Nas hesitações de Pedro

        Logo depois de se estabelecerem os apóstolos em Jerusalém, em seguida às revelações do Pentecostes, ia o serviço de assistência social maravilhosamente organizado, não obstante as perseguições que se esboçavam, quando a casa acolhedora, dirigida por Simão Pedro, foi procurada por infeliz mulher. Trazia consigo todos os estigmas das pecadoras. Fora lapidada e exibia manchas sanguinolentas na roupa em frangalhos.

        Pronunciava palavras torpes. Revelava-se semilouca e doente.

        As senhoras do reduto cristão retraíram-se, alarmadas. E o próprio Pedro, que recebera preciosas lições do Senhor, vacilou quanto à atitude que lhe seria adequada.

        Como haver-se nas circunstâncias? Destinava-se aquele abrigo ao recolhimento de criaturas desventuradas; entretanto, como classificar a triste posição daquela mulher que, naturalmente, buscara o vaso da angústia nos excessivos gozos da vida? Não estaria a sofredora resgatando os próprios débitos? Se bebera com loucura na taça dos prazeres, não lhe caberia o fel da aflição?

        Dispunha-se a rogar-lhe que se afastasse do asilo, quando recordou a necessidade de orar. Se o caso era omisso nas disposições que regiam o instituto fraterno, tornava-se imperioso consultar a inspiração do Messias.

        O Mestre lhe ditaria o recurso. Buscar-lhe-ia, por isso, o conselho na prece ardente.

        Enquanto a infortunada aguardava resposta, sob o apupo de pequena multidão que lhe contemplava as feridas, o apostolo buscou a solidão do santuário doméstico, e exorou a proteção do Amigo Divino, que fora crucificado.

        Em breves instantes viu Jesus, nimbado de claridade resplandecente, não longe de suas mãos, que se estenderam suplicantes:

        - Mestre - rogou Pedro, atacando diretamente o assunto, como quem sabia da brevidade daqueles momentos inesquecíveis -, temos à entrada uma pecadora reconhecidamente entregue ao mal! Ajuda-me, inspira-me!... que farei?!...

        O Salvador entreabriu os lábios sublimes e falou:

        - Pedro, eu não vim curar os sãos...

        O discípulo entendeu a referência, mas, ponderando a grave responsabilidade de quem administra, acentuou:

        - Senhor, estamos agora sem tua orientação direta e visível. Recebê-la-emos neste lar, para que? A fim de julgá-la?

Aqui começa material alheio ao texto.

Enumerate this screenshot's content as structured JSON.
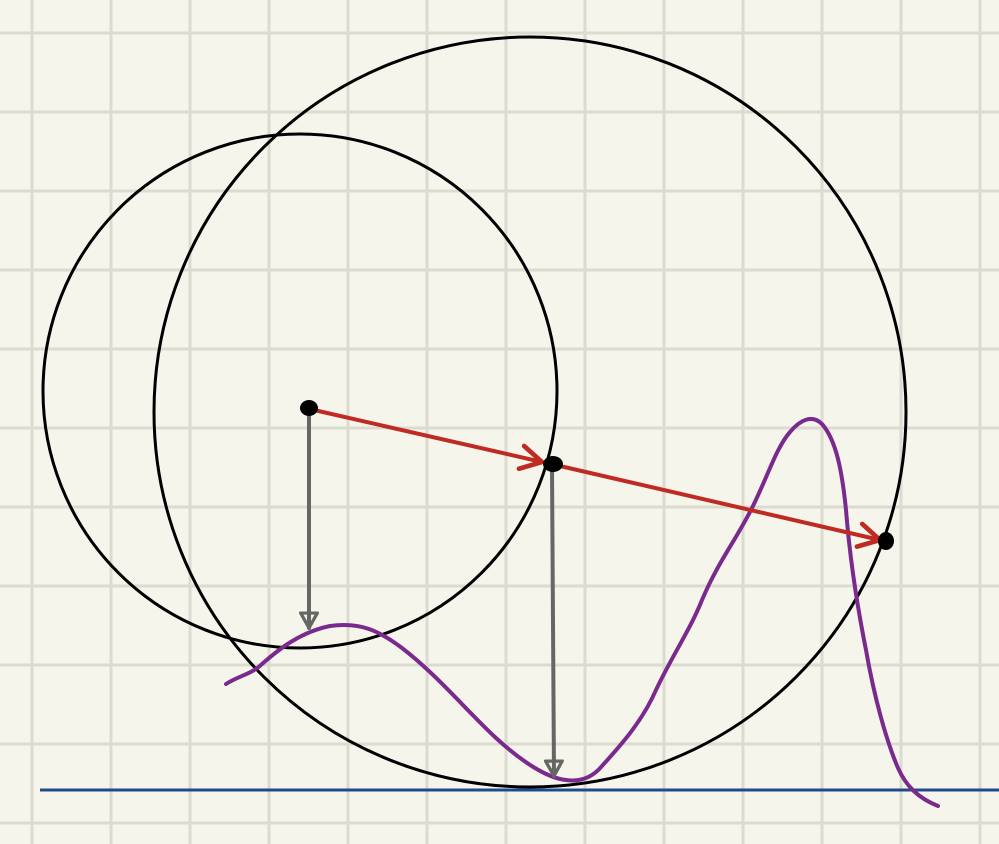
{
  "colors": {
    "paper": "#f6f5ec",
    "grid": "#dcdbd0",
    "circle": "#000000",
    "step_arrow": "#bf2a22",
    "drop_arrow": "#666666",
    "curve": "#7a2a8c",
    "baseline": "#1f4a8c",
    "point": "#000000"
  },
  "icons": {
    "step_arrowhead": "chevron-arrowhead",
    "drop_arrowhead": "triangle-arrowhead",
    "point": "filled-dot"
  }
}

        Com o mesmo olhar sereno, Jesus replicou:

        - Nesse mister permanecem na Terra numerosos juizes.

        - Para fazer-lhe sentir a extensão dos erros? - indagou Simão, em lágrimas.

        - Não, Pedro - tornou o Mestre -, para dar-lhe conhecimento da penúria em que vive, conta nossa irmã, nas vias públicas, milhares de bocas que amaldiçoam e outras tantas mãos que apedrejam.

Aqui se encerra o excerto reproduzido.